Monday, September 26, 2011

Spare the People

In studying my Chinese I came across an interesting verse. I didn’t recognize the character and after I looked it up it roughly translated into “treat leniently” (kuandai). So I looked at the English version in Alma chapter 47. After Amalickiah maneuvered himself into the command of the rebel Lamanite army he murdered the King, framed the King’s servants, and received a letter from the Queen.

It reads:
33 Therefore, when the queen had received [word of the King’s death] she sent unto Amalickiah, desiring him that he would spare the people of the city; and she also desired him that he should come in unto her; and she also desired him that he should bring witnesses with him to testify concerning the death of the king.

This verse presents all kinds of questions. If the Queen requested that he spare the people of the city this makes me wonder how often Lamanite armies sacked their own cities. The Queen also specified that “the people” be spared. Since the servants of the King were the assumed killers is it possible the Queen thought Amalickiah and the army would exact revenge upon the city? Was it a plea to avoid a civil war between the King’s royal family- the Queen and allies- and the leader of the main army? But then the Queen requests, or possibly orders, that Amalickiah bring witnesses of the King’s murder. And the next verse says that the witnesses “satisfied” the Queen. How much power did the Queen have? Was this more a negotiation between the leader of the army and still potent political leader? Hearing testimony suggests some sort of legal procedure. Was a trial a part of a ritual coronation?

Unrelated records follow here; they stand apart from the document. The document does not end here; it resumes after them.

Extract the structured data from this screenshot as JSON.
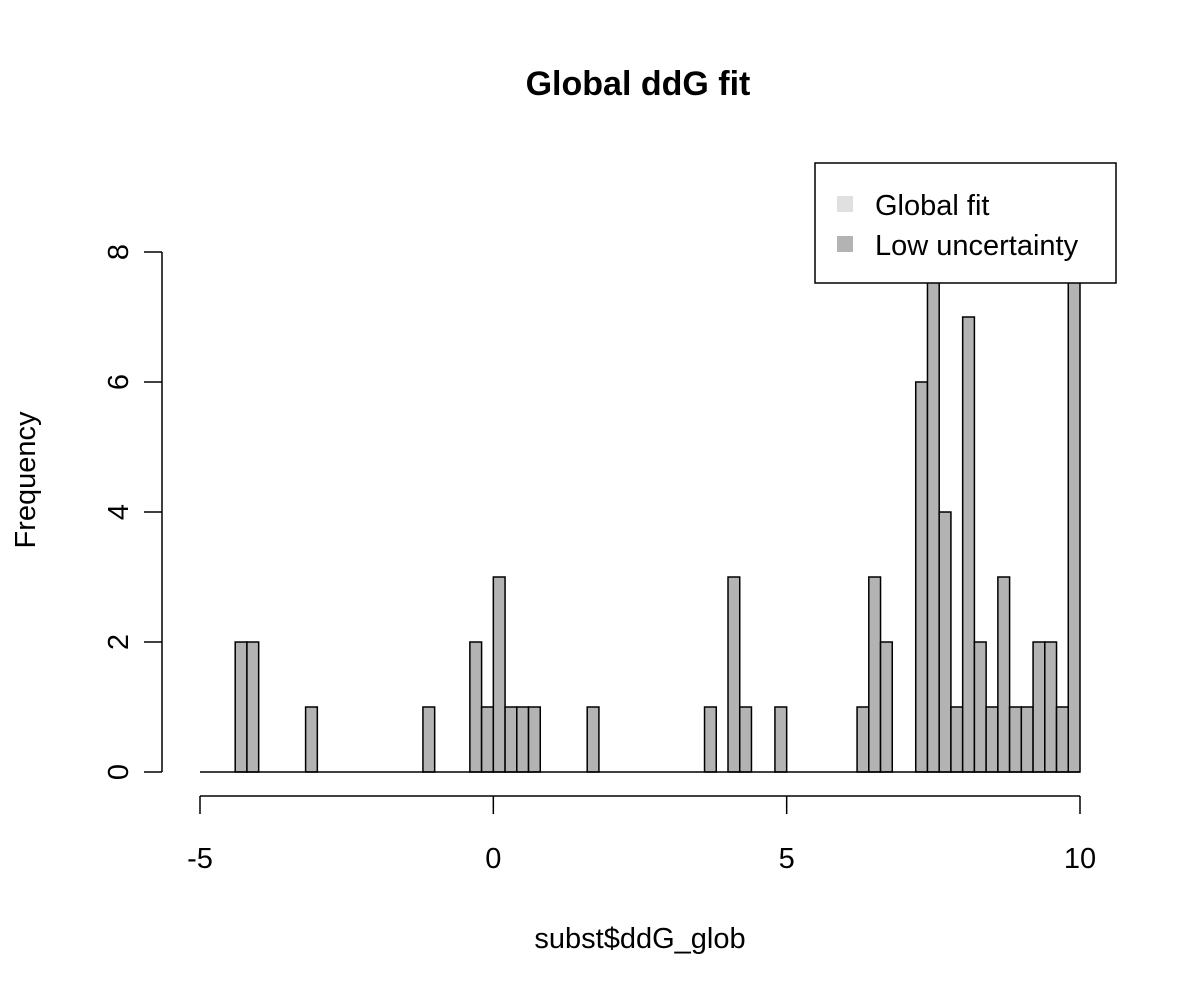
{
  "chart_data": {
    "type": "bar",
    "title": "Global ddG fit",
    "xlabel": "subst$ddG_glob",
    "ylabel": "Frequency",
    "xlim": [
      -5,
      10
    ],
    "ylim": [
      0,
      8
    ],
    "x_ticks": [
      "-5",
      "0",
      "5",
      "10"
    ],
    "y_ticks": [
      "0",
      "2",
      "4",
      "6",
      "8"
    ],
    "bin_width": 0.2,
    "bin_start": -5,
    "legend": {
      "position": "top-right",
      "entries": [
        {
          "label": "Global fit",
          "color": "#e0e0e0"
        },
        {
          "label": "Low uncertainty",
          "color": "#b3b3b3"
        }
      ]
    },
    "series": [
      {
        "name": "Low uncertainty",
        "color": "#b3b3b3",
        "bins": [
          {
            "x": -4.4,
            "count": 2
          },
          {
            "x": -4.2,
            "count": 2
          },
          {
            "x": -3.2,
            "count": 1
          },
          {
            "x": -1.2,
            "count": 1
          },
          {
            "x": -0.4,
            "count": 2
          },
          {
            "x": -0.2,
            "count": 1
          },
          {
            "x": 0.0,
            "count": 3
          },
          {
            "x": 0.2,
            "count": 1
          },
          {
            "x": 0.4,
            "count": 1
          },
          {
            "x": 0.6,
            "count": 1
          },
          {
            "x": 1.6,
            "count": 1
          },
          {
            "x": 3.6,
            "count": 1
          },
          {
            "x": 4.0,
            "count": 3
          },
          {
            "x": 4.2,
            "count": 1
          },
          {
            "x": 4.8,
            "count": 1
          },
          {
            "x": 6.2,
            "count": 1
          },
          {
            "x": 6.4,
            "count": 3
          },
          {
            "x": 6.6,
            "count": 2
          },
          {
            "x": 7.2,
            "count": 6
          },
          {
            "x": 7.4,
            "count": 8
          },
          {
            "x": 7.6,
            "count": 4
          },
          {
            "x": 7.8,
            "count": 1
          },
          {
            "x": 8.0,
            "count": 7
          },
          {
            "x": 8.2,
            "count": 2
          },
          {
            "x": 8.4,
            "count": 1
          },
          {
            "x": 8.6,
            "count": 3
          },
          {
            "x": 8.8,
            "count": 1
          },
          {
            "x": 9.0,
            "count": 1
          },
          {
            "x": 9.2,
            "count": 2
          },
          {
            "x": 9.4,
            "count": 2
          },
          {
            "x": 9.6,
            "count": 1
          },
          {
            "x": 9.8,
            "count": 8
          }
        ]
      }
    ],
    "grid": false
  }
}
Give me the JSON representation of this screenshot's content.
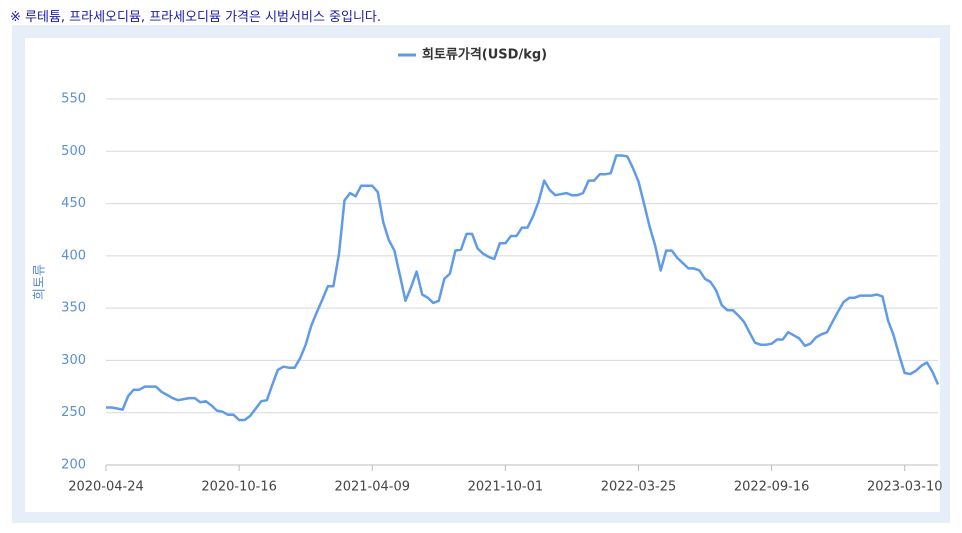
{
  "note": "※ 루테튬, 프라세오디뮴, 프라세오디뮴 가격은 시범서비스 중입니다.",
  "chart_data": {
    "type": "line",
    "y_axis_label": "희토류",
    "categories": [
      "2020-04-24",
      null,
      null,
      null,
      null,
      null,
      null,
      null,
      null,
      null,
      null,
      null,
      null,
      null,
      null,
      null,
      null,
      null,
      null,
      null,
      null,
      null,
      null,
      null,
      "2020-10-16",
      null,
      null,
      null,
      null,
      null,
      null,
      null,
      null,
      null,
      null,
      null,
      null,
      null,
      null,
      null,
      null,
      null,
      null,
      null,
      null,
      null,
      null,
      null,
      "2021-04-09",
      null,
      null,
      null,
      null,
      null,
      null,
      null,
      null,
      null,
      null,
      null,
      null,
      null,
      null,
      null,
      null,
      null,
      null,
      null,
      null,
      null,
      null,
      null,
      "2021-10-01",
      null,
      null,
      null,
      null,
      null,
      null,
      null,
      null,
      null,
      null,
      null,
      null,
      null,
      null,
      null,
      null,
      null,
      null,
      null,
      null,
      null,
      null,
      null,
      "2022-03-25",
      null,
      null,
      null,
      null,
      null,
      null,
      null,
      null,
      null,
      null,
      null,
      null,
      null,
      null,
      null,
      null,
      null,
      null,
      null,
      null,
      null,
      null,
      null,
      "2022-09-16",
      null,
      null,
      null,
      null,
      null,
      null,
      null,
      null,
      null,
      null,
      null,
      null,
      null,
      null,
      null,
      null,
      null,
      null,
      null,
      null,
      null,
      null,
      null,
      "2023-03-10",
      null,
      null,
      null,
      null,
      null,
      null
    ],
    "series": [
      {
        "name": "희토류가격(USD/kg)",
        "color": "#5f9be8",
        "values": [
          255,
          255,
          254,
          253,
          266,
          272,
          272,
          275,
          275,
          275,
          270,
          267,
          264,
          262,
          263,
          264,
          264,
          260,
          261,
          257,
          252,
          251,
          248,
          248,
          243,
          243,
          247,
          254,
          261,
          262,
          277,
          291,
          294,
          293,
          293,
          302,
          315,
          333,
          346,
          358,
          371,
          371,
          402,
          453,
          460,
          457,
          467,
          467,
          467,
          461,
          432,
          415,
          405,
          381,
          357,
          370,
          385,
          363,
          360,
          355,
          357,
          378,
          383,
          405,
          406,
          421,
          421,
          407,
          402,
          399,
          397,
          412,
          412,
          419,
          419,
          427,
          427,
          438,
          452,
          472,
          463,
          458,
          459,
          460,
          458,
          458,
          460,
          472,
          472,
          478,
          478,
          479,
          496,
          496,
          495,
          484,
          471,
          450,
          428,
          410,
          386,
          405,
          405,
          398,
          393,
          388,
          388,
          386,
          378,
          375,
          367,
          353,
          348,
          348,
          343,
          337,
          327,
          317,
          315,
          315,
          316,
          320,
          320,
          327,
          324,
          321,
          314,
          316,
          322,
          325,
          327,
          337,
          347,
          356,
          360,
          360,
          362,
          362,
          362,
          363,
          361,
          338,
          324,
          305,
          288,
          287,
          290,
          295,
          298,
          289,
          277
        ]
      }
    ],
    "ylim": [
      200,
      550
    ],
    "yticks": [
      200,
      250,
      300,
      350,
      400,
      450,
      500,
      550
    ],
    "grid": true,
    "legend": "top"
  }
}
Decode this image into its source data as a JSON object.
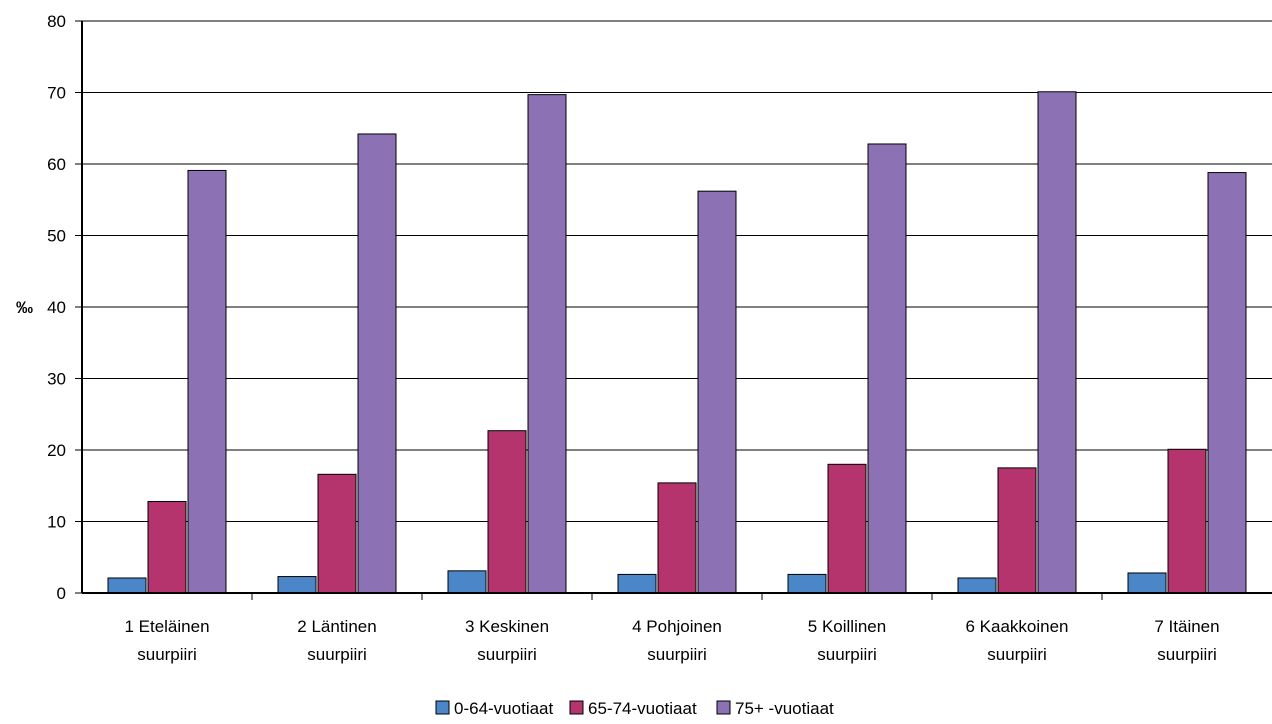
{
  "chart_data": {
    "type": "bar",
    "categories": [
      [
        "1 Eteläinen",
        "suurpiiri"
      ],
      [
        "2 Läntinen",
        "suurpiiri"
      ],
      [
        "3 Keskinen",
        "suurpiiri"
      ],
      [
        "4 Pohjoinen",
        "suurpiiri"
      ],
      [
        "5 Koillinen",
        "suurpiiri"
      ],
      [
        "6 Kaakkoinen",
        "suurpiiri"
      ],
      [
        "7 Itäinen",
        "suurpiiri"
      ]
    ],
    "series": [
      {
        "name": "0-64-vuotiaat",
        "color": "#4a86c8",
        "values": [
          2.1,
          2.3,
          3.1,
          2.6,
          2.6,
          2.1,
          2.8
        ]
      },
      {
        "name": "65-74-vuotiaat",
        "color": "#b5346e",
        "values": [
          12.8,
          16.6,
          22.7,
          15.4,
          18.0,
          17.5,
          20.1
        ]
      },
      {
        "name": "75+ -vuotiaat",
        "color": "#8c72b4",
        "values": [
          59.1,
          64.2,
          69.7,
          56.2,
          62.8,
          70.1,
          58.8
        ]
      }
    ],
    "ylabel": "‰",
    "ylim": [
      0,
      80
    ],
    "yticks": [
      0,
      10,
      20,
      30,
      40,
      50,
      60,
      70,
      80
    ],
    "grid": true,
    "legend_position": "bottom"
  }
}
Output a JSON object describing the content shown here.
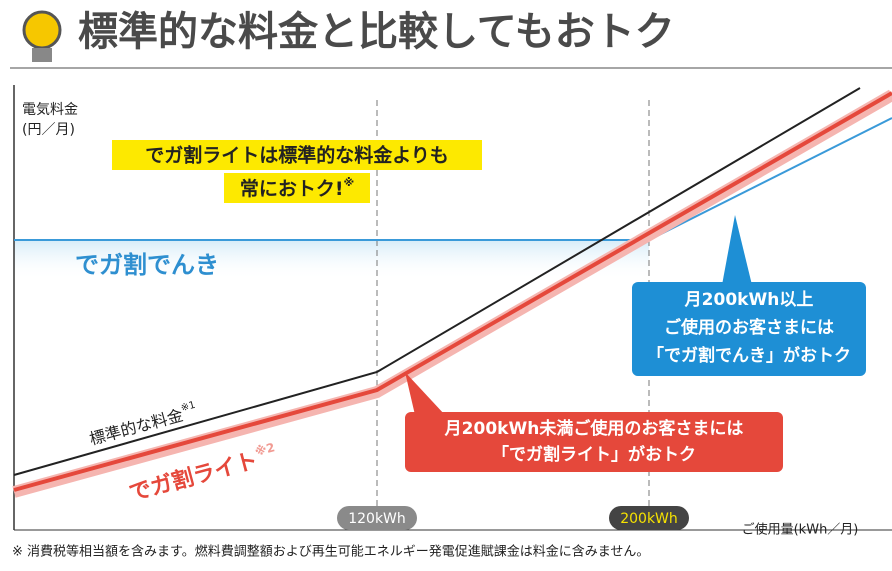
{
  "header": {
    "title": "標準的な料金と比較してもおトク"
  },
  "axis": {
    "y_label_1": "電気料金",
    "y_label_2": "(円／月)",
    "x_label": "ご使用量(kWh／月)",
    "tick_1": "120kWh",
    "tick_2": "200kWh"
  },
  "callout": {
    "line_1": "でガ割ライトは標準的な料金よりも",
    "line_2": "常におトク!",
    "note": "※"
  },
  "lines": {
    "denki": "でガ割でんき",
    "standard": "標準的な料金",
    "standard_note": "※1",
    "light": "でガ割ライト",
    "light_note": "※2"
  },
  "blue_box": {
    "line_1": "月200kWh以上",
    "line_2": "ご使用のお客さまには",
    "line_3": "「でガ割でんき」がおトク"
  },
  "red_box": {
    "line_1": "月200kWh未満ご使用のお客さまには",
    "line_2": "「でガ割ライト」がおトク"
  },
  "footnote": "※ 消費税等相当額を含みます。燃料費調整額および再生可能エネルギー発電促進賦課金は料金に含みません。"
}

These questions will keep me occupied for quite a while. What I can say now is that a transfer of power using the military often involved sacking the city as well. I can think pf a particularly vivid instance where barbarians captured the Chinese capital and the palace women committed suicide rather than be ravished in the looting.[1] The unexpected death of a sovereign often resulted in a mad scramble for power. The Queen could easily use her position and contacts to control the capital and remain in power. And Amalickiah could use the army as a platform to control the countryside and seize the capital. With rival bases of political power a desire to “spare the people of the city” could have been a coded political message to end the potential of a civil war. Finally, I have to do a great deal of study concerning ritual coronations and a possible legal procedure for doing so.

So what do you think? What are your answers to these questions and interpretation of this curious verse?

***Sources***
1. Peter Lorge, War, Politics, and Society in Early Modern China: 900-1795 (New York: Routlege Press, 2005) 53-54.

2 comments:

Michaela Stephens said...

Great thoughts.

It kind of makes me wonder if the "spare the city" and "explain the king's death" was just as much about mutually granting the perception of power as it was about actual power.

Morgan Deane said...

That is a good point. So the Queen strokes Amalickiah's ego by requesting he spare the city, and Amalickiah makes the Queen feel powerful by accepting her reqeust for witnesses and explaining the King's death. I think that says a great deal about their politics and how cunning they were.